The county staff analysis supervisors will consider Tuesday suggests that reducing the amount of new wood-burning appliances would generally improve ambient air quality – especially in urban areas – although to an unquantifiable level. But such a law could also reduce property values and be hard to enforce, it warns.
“Air quality does not only depend upon what is burnt in dwellings, bakeries and restaurants of unincorporated areas – it also depends on what is burnt at power plants, factories …” the report says. “The relationship between health benefits for county residents and reduced emissions (from fireplaces) is therefore indirect at best.”

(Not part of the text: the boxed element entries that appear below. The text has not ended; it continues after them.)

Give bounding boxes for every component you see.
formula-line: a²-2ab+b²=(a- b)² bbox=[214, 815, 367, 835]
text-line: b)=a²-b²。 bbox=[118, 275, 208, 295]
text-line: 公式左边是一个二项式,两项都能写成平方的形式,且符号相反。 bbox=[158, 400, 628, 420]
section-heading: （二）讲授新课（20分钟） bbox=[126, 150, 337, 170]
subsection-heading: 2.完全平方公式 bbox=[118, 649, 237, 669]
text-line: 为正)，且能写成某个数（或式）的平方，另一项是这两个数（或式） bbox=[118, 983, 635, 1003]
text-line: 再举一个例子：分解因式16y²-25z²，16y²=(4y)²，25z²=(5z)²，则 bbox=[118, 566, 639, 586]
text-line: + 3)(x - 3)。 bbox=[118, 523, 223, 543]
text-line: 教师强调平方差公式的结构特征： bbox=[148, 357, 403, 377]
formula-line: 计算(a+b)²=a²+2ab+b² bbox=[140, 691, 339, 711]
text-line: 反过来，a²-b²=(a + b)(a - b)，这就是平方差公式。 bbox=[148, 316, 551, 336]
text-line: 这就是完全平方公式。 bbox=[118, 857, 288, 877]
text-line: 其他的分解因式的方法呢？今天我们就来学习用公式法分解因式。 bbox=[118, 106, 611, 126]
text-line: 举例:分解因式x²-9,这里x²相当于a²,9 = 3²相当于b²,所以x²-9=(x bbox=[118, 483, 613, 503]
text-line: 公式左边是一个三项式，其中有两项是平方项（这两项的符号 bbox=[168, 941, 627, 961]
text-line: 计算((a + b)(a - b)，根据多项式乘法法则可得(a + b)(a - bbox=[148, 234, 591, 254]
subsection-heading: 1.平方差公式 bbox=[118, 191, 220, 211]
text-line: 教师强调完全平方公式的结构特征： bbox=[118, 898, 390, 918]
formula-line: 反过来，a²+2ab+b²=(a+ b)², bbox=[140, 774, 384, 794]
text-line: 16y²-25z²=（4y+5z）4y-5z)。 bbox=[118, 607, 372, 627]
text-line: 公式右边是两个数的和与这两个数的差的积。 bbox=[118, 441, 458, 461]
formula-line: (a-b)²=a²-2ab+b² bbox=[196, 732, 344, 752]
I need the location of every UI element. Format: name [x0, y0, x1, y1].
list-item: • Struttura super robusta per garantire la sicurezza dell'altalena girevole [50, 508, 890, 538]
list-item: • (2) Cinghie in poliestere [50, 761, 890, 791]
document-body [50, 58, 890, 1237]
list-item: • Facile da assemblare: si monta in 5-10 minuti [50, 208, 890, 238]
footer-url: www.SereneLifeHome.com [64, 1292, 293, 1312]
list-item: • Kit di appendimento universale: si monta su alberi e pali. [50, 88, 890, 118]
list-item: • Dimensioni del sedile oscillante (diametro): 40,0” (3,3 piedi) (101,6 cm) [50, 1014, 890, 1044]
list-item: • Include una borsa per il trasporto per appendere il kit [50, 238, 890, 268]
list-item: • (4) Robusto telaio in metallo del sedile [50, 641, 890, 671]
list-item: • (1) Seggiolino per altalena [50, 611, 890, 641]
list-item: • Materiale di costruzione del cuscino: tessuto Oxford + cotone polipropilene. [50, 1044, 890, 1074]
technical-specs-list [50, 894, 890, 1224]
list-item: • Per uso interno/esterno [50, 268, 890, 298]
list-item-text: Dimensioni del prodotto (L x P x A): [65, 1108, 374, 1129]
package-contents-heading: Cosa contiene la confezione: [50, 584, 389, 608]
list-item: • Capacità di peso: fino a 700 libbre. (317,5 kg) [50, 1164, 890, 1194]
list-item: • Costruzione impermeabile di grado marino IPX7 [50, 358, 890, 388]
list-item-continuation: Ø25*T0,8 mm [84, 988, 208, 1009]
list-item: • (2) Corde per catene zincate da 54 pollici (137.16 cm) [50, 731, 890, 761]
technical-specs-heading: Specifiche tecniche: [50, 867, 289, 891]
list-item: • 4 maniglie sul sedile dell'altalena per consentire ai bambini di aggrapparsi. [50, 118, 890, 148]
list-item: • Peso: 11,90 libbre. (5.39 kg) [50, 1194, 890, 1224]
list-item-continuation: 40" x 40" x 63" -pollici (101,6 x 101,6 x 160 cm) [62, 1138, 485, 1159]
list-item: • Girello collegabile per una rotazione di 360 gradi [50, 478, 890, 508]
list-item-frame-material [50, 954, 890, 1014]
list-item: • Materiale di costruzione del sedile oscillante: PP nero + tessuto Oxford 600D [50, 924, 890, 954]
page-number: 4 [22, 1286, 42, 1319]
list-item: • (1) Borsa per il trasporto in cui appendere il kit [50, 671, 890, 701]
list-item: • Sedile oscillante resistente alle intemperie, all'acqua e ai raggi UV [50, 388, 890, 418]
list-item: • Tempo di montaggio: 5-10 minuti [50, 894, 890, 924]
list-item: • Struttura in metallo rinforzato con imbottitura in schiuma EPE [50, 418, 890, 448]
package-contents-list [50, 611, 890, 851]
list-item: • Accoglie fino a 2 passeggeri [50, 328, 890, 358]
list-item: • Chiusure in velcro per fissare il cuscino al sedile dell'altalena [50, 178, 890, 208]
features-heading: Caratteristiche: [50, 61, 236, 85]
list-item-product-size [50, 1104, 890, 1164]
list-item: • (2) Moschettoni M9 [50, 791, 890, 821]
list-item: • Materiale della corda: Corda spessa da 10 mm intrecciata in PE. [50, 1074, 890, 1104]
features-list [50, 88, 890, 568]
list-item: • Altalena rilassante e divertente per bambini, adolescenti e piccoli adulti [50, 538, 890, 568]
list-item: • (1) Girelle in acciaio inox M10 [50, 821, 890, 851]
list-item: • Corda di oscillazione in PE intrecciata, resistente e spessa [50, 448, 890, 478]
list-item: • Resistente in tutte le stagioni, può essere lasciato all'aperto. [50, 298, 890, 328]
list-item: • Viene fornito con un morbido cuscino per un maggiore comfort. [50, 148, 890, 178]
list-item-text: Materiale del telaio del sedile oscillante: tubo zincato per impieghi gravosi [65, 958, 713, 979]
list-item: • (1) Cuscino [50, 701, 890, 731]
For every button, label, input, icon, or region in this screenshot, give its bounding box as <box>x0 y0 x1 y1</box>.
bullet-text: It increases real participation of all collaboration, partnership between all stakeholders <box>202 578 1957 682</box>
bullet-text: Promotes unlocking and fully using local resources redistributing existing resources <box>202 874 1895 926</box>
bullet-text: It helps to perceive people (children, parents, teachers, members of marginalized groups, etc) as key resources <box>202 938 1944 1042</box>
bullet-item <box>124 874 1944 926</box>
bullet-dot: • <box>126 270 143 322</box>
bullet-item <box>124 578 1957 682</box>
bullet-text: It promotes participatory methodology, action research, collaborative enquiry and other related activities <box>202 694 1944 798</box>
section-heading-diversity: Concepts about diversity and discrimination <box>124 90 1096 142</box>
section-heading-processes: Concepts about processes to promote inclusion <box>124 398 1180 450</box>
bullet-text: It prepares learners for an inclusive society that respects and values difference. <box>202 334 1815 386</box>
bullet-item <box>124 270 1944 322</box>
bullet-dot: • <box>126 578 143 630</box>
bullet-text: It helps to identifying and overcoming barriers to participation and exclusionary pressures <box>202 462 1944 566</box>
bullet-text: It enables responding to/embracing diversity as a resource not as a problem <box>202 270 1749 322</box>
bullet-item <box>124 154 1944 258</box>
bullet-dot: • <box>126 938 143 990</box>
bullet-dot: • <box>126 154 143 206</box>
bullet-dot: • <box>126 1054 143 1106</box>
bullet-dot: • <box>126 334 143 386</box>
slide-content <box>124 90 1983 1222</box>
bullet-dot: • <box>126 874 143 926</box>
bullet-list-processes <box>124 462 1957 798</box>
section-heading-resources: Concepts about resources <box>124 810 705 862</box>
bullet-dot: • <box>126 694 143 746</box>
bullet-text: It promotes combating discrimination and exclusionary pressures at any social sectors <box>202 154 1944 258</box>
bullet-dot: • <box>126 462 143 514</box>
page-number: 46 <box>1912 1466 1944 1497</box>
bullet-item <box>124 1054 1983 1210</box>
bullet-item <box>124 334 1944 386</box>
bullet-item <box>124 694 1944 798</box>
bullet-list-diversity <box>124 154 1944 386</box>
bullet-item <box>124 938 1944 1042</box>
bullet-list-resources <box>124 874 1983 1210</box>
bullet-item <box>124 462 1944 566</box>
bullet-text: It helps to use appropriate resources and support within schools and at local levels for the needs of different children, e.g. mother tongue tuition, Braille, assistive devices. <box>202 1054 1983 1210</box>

If the county does pursue an ordinance, the report recommends exemptions for remote, unincorporated areas that don’t have access to natural gas and for cooking stoves, as well as wood-pellet stoves – wood-burning appliances that meet standards set by the federal Environmental Protection Agency.
Roughly 22 percent of the 178 new dwellings permitted by the county in an average year don’t have access to natural gas, and may use wood heat as a heat source in addition to propane, the report says.
The tradeoff for other homes is mostly a loss of aesthetic value, it says.
Other options include prohibiting certain types of appliances in specific places or offering incentives to restrict burning at certain times or convert wood-burning fireplaces to natural gas.
In any case, the regulations could be hard to enforce, the report says. An ordinance could reduce property values and rely on neighbors’ complaints against each other for enforcement.
“It tends to be divisive at best,” the report says.
Restrictions on hours and types of fuel burned are also seen as difficult to enforce, according to the report.